A grinder w/a flap disc will feather out the old paint nicely..as long it's not latex.

If you're not planning to remove ALL the paint, then don't use the grinder on ALL the railings.


----------



## Any Season (Nov 19, 2007)

Plaza, 

I bought it at one of the local BM stores. It is perfect for what you are doing you can basically do a light scrape/wire brush, then repaint and it will level nicely.


----------



## Any Season (Nov 19, 2007)

http://www.amazon.com/Paint-Hammeri...d_bbs_sr_2?ie=UTF8&s=hi&qid=1210455079&sr=8-2

This is about what I paid at my local store. Good luck man.


----------



## plazaman (Apr 17, 2005)

sounds good. Lets just hope i get the job. Even if i dont, its good that i know the proper prep and products for the future. thanks


----------



## dincao (Feb 14, 2007)

Anyseason do you now if the top coat is oil or acrylic, the primer says its acrylic??wondering if it voc compliant in Ny i have 7 fire escapes completly rusted and this product would work great for the HO request!!


----------



## plazaman (Apr 17, 2005)

dincao said:


> Anyseason do you now if the top coat is oil or acrylic, the primer says its acrylic??wondering if it voc compliant in Ny i have 7 fire escapes completly rusted and this product would work great for the HO request!!
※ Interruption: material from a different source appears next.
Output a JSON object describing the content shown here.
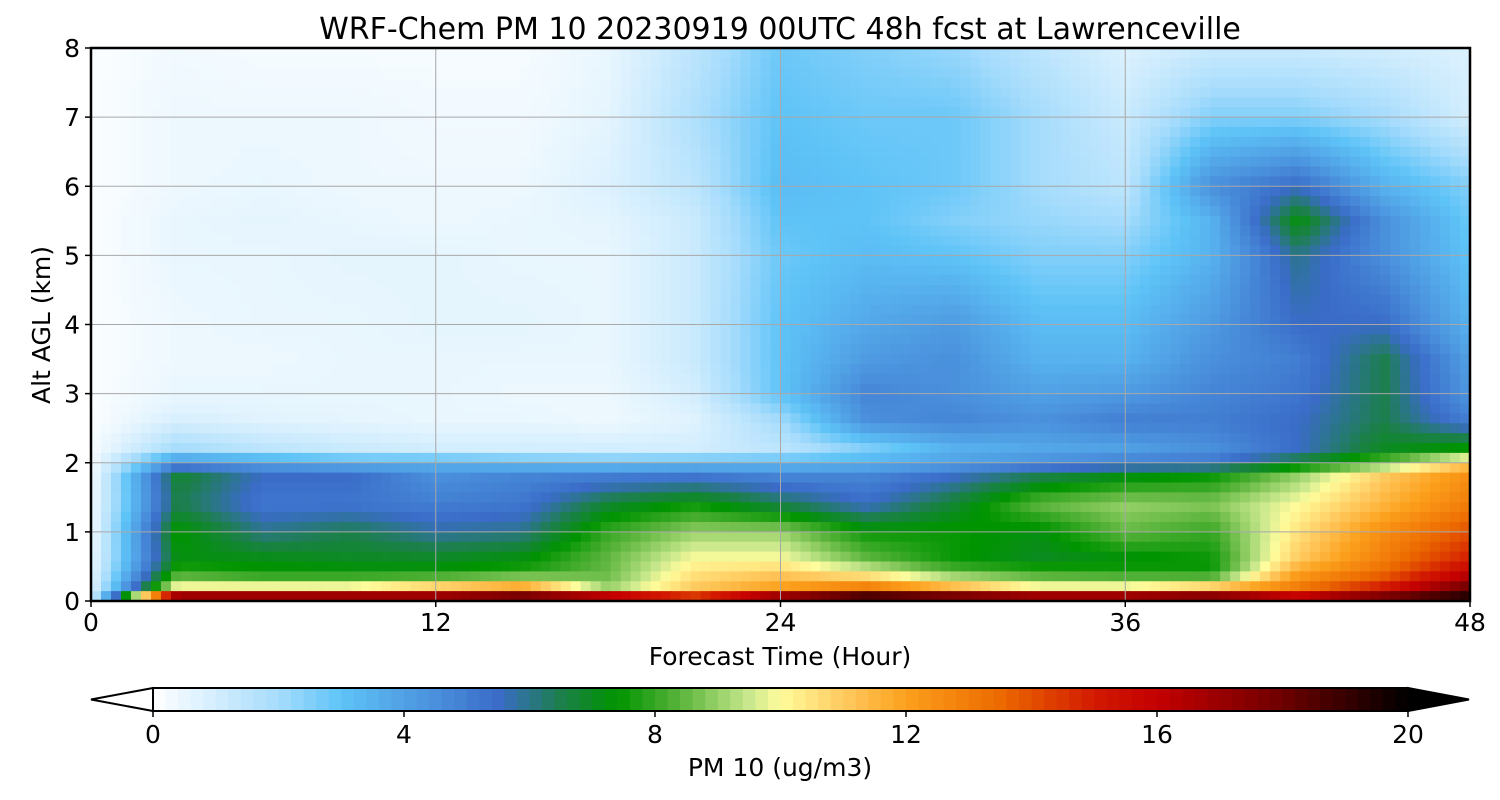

what kind of prep are you planning on doing to them?


----------



## dincao (Feb 14, 2007)

they are complete rust, not really flaking or peeling but just wire brush and if i can find something like hammerite it would be great... These are rental properties Ho knows what should be done but does not want to pay for the way i would typically prep, so my options are limited!!!


----------



## dincao (Feb 14, 2007)

Still waiting to here about this product from all the guys that said ITS GREAT!!!!! HAMMERITE THAT IS!!!!!!!!!


----------



## plazaman (Apr 17, 2005)

dincao said:


> they are complete rust, not really flaking or peeling but just wire brush and if i can find something like hammerite it would be great... These are rental properties Ho knows what should be done but does not want to pay for the way i would typically prep, so my options are limited!!!


Yep, i know they type of work they are looking for.


----------